Disney Chief Executive Bob Iger raised his original December bid for Fox’s cable networks, movie studios and internatio­nal assets to $38 per share from $28 on Wednesday. And Fox shareholde­rs will have the option to take 50 percent in greenbacks. The new entreaty is 9 percent above the $65 billion allcash offer Comcast made on June 13.

Fox’s board of directors deemed Disney’s enhanced offer as “superior” and postponed a shareholde­r vote for the deal originally scheduled for July 10.

Iger’s sweetener neatly addresses two issues: some Fox shareholde­rs may prefer cash, while others may want the Magic Kingdom’s stock. The Murdochs are likely interested in the latter. They could owe sizable taxes – the family owns a 17 percent economic stake in Fox, most of it wrapped up in a trust. Also, Disney has only one class of stock, unlike Comcast’s two-class structure. The offer would leave Fox shareholde­rs owning 19 percent of Disney. The Murdochs stand to be one of the biggest independen­t stakeholde­rs after the deal.

Disney may have more room to up its bid than Comcast, too.

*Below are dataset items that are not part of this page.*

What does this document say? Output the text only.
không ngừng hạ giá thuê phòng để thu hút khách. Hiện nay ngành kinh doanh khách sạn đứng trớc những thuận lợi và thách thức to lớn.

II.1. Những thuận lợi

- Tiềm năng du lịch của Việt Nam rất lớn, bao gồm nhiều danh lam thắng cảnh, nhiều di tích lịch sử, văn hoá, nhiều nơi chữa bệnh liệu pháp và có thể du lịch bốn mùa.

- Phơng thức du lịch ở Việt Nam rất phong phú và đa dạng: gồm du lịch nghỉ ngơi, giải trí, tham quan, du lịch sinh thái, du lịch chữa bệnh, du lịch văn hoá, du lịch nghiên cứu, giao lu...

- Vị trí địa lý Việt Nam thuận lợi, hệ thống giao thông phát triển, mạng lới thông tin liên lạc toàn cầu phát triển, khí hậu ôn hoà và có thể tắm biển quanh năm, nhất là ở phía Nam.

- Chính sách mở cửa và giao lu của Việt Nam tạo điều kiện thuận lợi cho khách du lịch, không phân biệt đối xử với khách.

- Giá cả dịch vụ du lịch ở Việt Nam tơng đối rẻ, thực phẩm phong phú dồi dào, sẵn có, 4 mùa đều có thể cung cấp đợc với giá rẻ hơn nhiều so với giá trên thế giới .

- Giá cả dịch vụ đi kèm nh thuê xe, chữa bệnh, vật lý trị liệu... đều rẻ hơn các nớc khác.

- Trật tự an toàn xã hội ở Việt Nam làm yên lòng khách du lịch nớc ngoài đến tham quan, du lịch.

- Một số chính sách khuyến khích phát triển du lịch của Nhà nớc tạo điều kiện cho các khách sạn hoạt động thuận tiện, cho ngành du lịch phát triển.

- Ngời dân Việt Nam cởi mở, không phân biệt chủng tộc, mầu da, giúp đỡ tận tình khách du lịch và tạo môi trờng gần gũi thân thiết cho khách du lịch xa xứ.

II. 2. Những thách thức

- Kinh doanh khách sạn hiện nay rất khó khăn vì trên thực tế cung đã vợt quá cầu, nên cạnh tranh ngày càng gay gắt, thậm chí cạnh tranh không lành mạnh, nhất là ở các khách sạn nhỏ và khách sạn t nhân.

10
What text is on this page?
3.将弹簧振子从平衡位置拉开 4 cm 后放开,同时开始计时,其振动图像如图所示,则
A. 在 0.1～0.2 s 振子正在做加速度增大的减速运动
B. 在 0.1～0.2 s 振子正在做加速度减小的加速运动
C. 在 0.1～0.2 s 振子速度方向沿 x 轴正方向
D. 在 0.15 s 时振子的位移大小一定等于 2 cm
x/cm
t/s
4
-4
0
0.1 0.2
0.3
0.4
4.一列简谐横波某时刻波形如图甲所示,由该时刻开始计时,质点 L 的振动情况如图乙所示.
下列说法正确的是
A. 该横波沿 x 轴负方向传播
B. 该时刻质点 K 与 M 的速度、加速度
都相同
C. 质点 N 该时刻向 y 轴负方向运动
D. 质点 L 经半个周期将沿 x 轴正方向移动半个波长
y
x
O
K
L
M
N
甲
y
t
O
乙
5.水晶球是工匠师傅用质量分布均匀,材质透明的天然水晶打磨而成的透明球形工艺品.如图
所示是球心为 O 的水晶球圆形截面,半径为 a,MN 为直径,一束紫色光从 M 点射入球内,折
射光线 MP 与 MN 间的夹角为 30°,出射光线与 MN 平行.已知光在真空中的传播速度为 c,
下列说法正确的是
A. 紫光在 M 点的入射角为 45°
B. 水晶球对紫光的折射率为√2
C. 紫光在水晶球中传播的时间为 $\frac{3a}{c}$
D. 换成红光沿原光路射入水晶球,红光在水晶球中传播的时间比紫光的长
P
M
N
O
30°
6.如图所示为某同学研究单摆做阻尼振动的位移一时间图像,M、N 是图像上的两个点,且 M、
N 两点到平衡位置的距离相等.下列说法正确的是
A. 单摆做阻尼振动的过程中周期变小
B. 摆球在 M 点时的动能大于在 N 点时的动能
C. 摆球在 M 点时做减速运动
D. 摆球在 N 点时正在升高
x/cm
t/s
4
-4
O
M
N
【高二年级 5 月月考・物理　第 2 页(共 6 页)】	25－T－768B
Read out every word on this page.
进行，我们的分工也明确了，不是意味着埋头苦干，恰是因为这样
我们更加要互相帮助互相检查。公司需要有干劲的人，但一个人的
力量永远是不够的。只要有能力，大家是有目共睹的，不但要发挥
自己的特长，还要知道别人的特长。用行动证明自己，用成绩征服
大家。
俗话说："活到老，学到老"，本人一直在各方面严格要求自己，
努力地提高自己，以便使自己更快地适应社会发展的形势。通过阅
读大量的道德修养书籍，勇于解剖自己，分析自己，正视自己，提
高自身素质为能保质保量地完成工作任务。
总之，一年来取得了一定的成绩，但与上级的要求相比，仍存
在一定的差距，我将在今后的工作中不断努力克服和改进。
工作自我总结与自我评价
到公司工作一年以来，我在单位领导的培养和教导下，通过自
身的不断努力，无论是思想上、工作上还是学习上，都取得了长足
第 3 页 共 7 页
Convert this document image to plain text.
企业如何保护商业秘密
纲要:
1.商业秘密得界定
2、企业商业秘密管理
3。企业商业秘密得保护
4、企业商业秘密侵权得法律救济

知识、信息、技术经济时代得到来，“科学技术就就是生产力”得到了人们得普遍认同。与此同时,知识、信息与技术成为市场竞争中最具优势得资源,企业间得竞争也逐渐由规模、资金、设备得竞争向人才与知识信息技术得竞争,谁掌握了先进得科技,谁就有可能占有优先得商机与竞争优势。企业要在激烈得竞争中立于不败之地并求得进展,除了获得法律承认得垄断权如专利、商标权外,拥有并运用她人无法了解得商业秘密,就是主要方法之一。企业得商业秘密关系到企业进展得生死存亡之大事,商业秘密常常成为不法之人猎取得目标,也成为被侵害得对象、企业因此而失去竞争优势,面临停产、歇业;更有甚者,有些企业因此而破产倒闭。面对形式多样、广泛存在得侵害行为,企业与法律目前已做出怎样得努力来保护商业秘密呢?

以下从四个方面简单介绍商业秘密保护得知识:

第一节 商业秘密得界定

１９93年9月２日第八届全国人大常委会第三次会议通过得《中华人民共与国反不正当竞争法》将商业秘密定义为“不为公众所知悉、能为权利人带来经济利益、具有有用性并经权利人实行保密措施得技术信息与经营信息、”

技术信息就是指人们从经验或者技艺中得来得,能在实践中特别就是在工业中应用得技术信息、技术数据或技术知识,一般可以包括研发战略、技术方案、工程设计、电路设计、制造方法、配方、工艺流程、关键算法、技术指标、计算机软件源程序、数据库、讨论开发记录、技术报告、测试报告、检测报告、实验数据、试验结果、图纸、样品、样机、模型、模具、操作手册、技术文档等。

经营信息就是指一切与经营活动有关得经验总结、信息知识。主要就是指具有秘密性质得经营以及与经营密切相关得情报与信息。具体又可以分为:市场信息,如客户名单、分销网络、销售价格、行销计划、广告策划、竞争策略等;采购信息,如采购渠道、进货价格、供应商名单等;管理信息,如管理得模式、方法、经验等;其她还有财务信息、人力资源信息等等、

Assume the company borrows $35 billion to fund the cash portion. Throw in its current net debt and the $13.8 billion it will assume from Fox and its leverage reaches $75 billion. Its debt multiple – after factoring in Fox’s estimated EBITDA and cost savings from the deal – would rise to three times estimated 2018 EBITDA from its current 1.5 times. That still leaves it shy of Comcast, which is willing to lever up some four times.

The rich mouse looks like it will win over the crazy Fox. But Comcast Chairman and Chief Executive Brian Roberts is not one to walk away empty handed. The cable giant is currently bidding $31 billion for Sky, throwing a wrench in the Murdochs’ plans to take full control. The European pay-TV provider would be a nice consolatio­n prize for Roberts, and wouldn’t break his budget.